Wednesday, 14 November 2012
The theme of this year's Bangkok Design Festival is Art In The City. The 2012 Festival is bookended by screenings of Alison Klayman's documentary Ai Weiwei: Never Sorry, at SF World (CentralWorld): the film will be shown on the opening day (today) and on the closing day (28th November, with a introduction by the director). [Tickets for both screenings are already sold out.] Also as part of the Festival, the Museum of Contemporary Art will host a guided Design Tour on 17th and 18th November.
Chulalongkorn University's ASEAN Horror Film Festival begins today in Bangkok. The Festival includes outdoor screenings of horror movies from the ASEAN region, ending on Friday with Wisit Sasanatieng's The Unseeable.
Tuesday, 13 November 2012
100 Ideas That Changed Photography is part of the 100 Ideas That Changed... series, published by Laurence King. It was written by Mary Warner Marien, author of the excellent Photography: A Cultural History from the same publisher.

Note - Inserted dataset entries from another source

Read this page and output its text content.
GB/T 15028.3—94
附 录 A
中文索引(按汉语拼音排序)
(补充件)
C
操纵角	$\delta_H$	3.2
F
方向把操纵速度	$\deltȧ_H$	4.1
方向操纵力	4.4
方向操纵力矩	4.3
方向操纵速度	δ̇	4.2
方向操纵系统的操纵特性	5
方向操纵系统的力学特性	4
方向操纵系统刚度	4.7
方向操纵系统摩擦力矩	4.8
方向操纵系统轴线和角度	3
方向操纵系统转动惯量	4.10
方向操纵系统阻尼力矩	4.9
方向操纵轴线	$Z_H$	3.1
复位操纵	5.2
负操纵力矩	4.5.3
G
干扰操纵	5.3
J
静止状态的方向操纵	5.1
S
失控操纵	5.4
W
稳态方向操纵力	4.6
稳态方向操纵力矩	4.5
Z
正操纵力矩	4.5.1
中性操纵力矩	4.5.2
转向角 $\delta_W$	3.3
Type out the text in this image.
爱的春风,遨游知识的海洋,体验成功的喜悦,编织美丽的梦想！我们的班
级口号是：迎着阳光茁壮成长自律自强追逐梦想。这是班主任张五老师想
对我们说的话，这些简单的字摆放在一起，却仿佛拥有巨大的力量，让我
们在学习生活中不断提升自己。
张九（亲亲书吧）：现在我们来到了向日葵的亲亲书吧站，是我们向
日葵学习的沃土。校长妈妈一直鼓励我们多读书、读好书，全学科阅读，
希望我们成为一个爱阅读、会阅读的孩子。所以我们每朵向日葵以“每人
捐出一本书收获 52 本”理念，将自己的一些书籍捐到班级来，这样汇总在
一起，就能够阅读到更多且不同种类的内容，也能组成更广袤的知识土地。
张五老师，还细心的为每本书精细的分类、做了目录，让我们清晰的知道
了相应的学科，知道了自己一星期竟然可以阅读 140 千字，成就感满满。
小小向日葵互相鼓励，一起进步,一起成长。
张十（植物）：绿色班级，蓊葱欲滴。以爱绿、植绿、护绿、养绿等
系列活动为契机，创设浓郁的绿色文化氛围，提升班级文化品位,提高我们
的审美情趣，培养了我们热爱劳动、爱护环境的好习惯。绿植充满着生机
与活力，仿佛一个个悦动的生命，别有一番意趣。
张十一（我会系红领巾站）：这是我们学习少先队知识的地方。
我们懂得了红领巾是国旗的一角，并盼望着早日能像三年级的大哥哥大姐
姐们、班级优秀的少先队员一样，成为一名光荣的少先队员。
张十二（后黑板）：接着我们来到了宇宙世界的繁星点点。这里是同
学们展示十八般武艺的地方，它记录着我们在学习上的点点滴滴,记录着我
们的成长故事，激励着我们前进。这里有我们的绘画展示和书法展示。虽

Marien follows the same format as 100 Ideas That Changed Film, an earlier entry in the series: 100 chapters, each with a single page of text accompanied by a full-page photograph. There are chapters devoted to a variety of camera types, photographic mediums, and genres, most of which are analogue rather than digital. There are also entries for different methods of photographic distribution, such as postcards, tabloids, and photo-sharing.

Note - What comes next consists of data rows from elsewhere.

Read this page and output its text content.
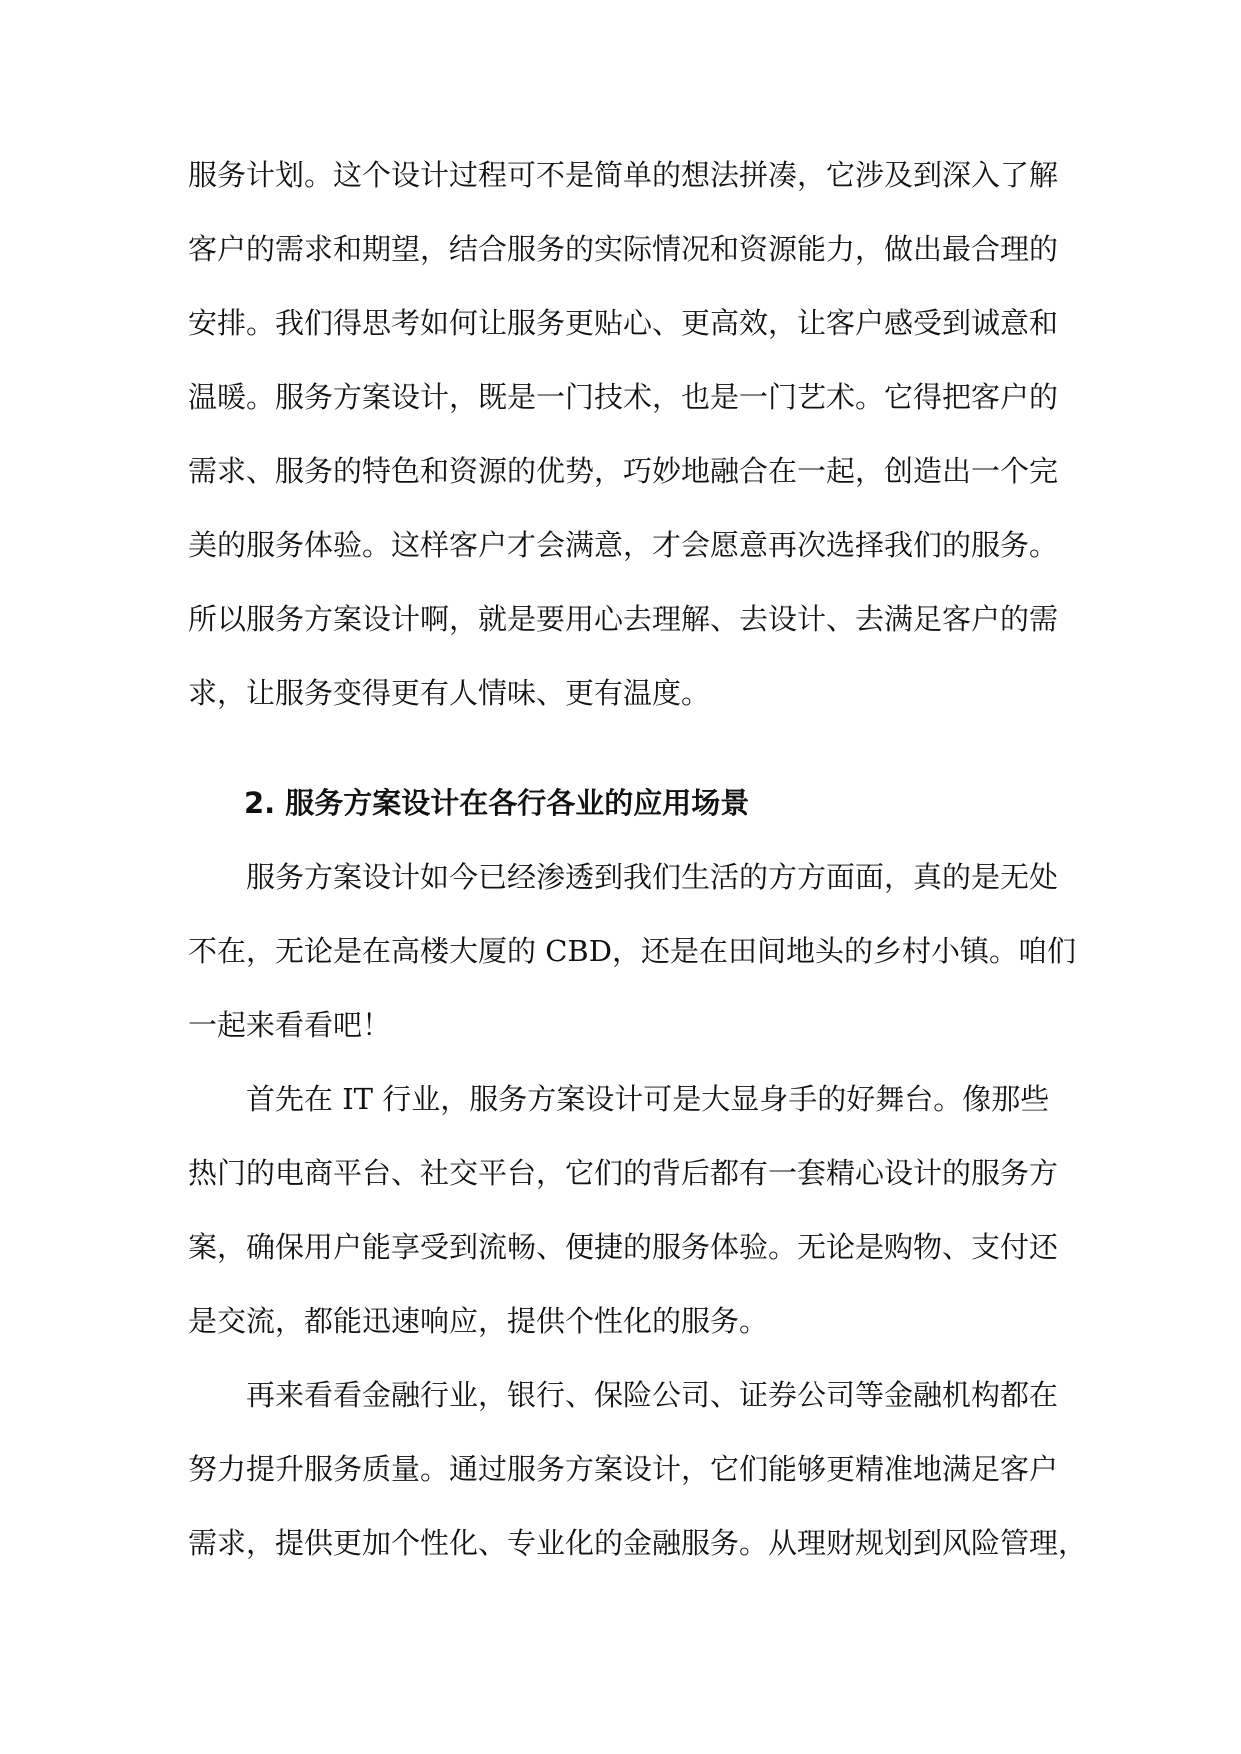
服务计划。这个设计过程可不是简单的想法拼凑，它涉及到深入了解
客户的需求和期望，结合服务的实际情况和资源能力，做出最合理的
安排。我们得思考如何让服务更贴心、更高效，让客户感受到诚意和
温暖。服务方案设计，既是一门技术，也是一门艺术。它得把客户的
需求、服务的特色和资源的优势，巧妙地融合在一起，创造出一个完
美的服务体验。这样客户才会满意，才会愿意再次选择我们的服务。
所以服务方案设计啊，就是要用心去理解、去设计、去满足客户的需
求，让服务变得更有人情味、更有温度。
2. 服务方案设计在各行各业的应用场景
服务方案设计如今已经渗透到我们生活的方方面面，真的是无处
不在，无论是在高楼大厦的 CBD，还是在田间地头的乡村小镇。咱们
一起来看看吧！
首先在 IT 行业，服务方案设计可是大显身手的好舞台。像那些
热门的电商平台、社交平台，它们的背后都有一套精心设计的服务方
案，确保用户能享受到流畅、便捷的服务体验。无论是购物、支付还
是交流，都能迅速响应，提供个性化的服务。
再来看看金融行业，银行、保险公司、证券公司等金融机构都在
努力提升服务质量。通过服务方案设计，它们能够更精准地满足客户
需求，提供更加个性化、专业化的金融服务。从理财规划到风险管理，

The book feels like an expanded version of The Visual Dictionary Of Photography, or a concise version of The Focal Encyclopedia Of Photography. The emphasis is on technology more than the art of the medium (in contrast to Photographers A-Z). A World History Of Photography (Naomi Rosemblum), The History Of Photography (Beaumont Newhall), and The History Of Photography (Helmut Gernsheim) have more historical context, though 100 Ideas That Changed Photography is useful as an overview of the subject.
Thursday, 8 November 2012
The Godfather: The Official Motion Picture Archives, by Peter Cowie, examines the making of Francis Ford Coppola's film The Godfather. It's less than 100 pages long, though it includes removable facsimiles of various documents related to the film's production and marketing. (Hitchcock: Piece By Piece, published last year, had a similar format.)
The book's chapters are too superficial. Fortunately, the detachable documents, including brochures and posters, are more impressive than the text. Cowie's earlier account, The Godfather Book, is a more in-depth study of the film, and The Annotated Godfather is also more substantial. (Unlike those two earlier works, this new book contains no contribution from Coppola.)
Cowie has previously written an early monograph on Orson Welles (A Ribbon Of Dreams), an authorised production history of Apocalypse Now (The Apocalypse Now Book), and a BFI Film Classics guide to Annie Hall. Recently, he produced the lavishly-illustrated Akira Kurosawa: Master Of Cinema.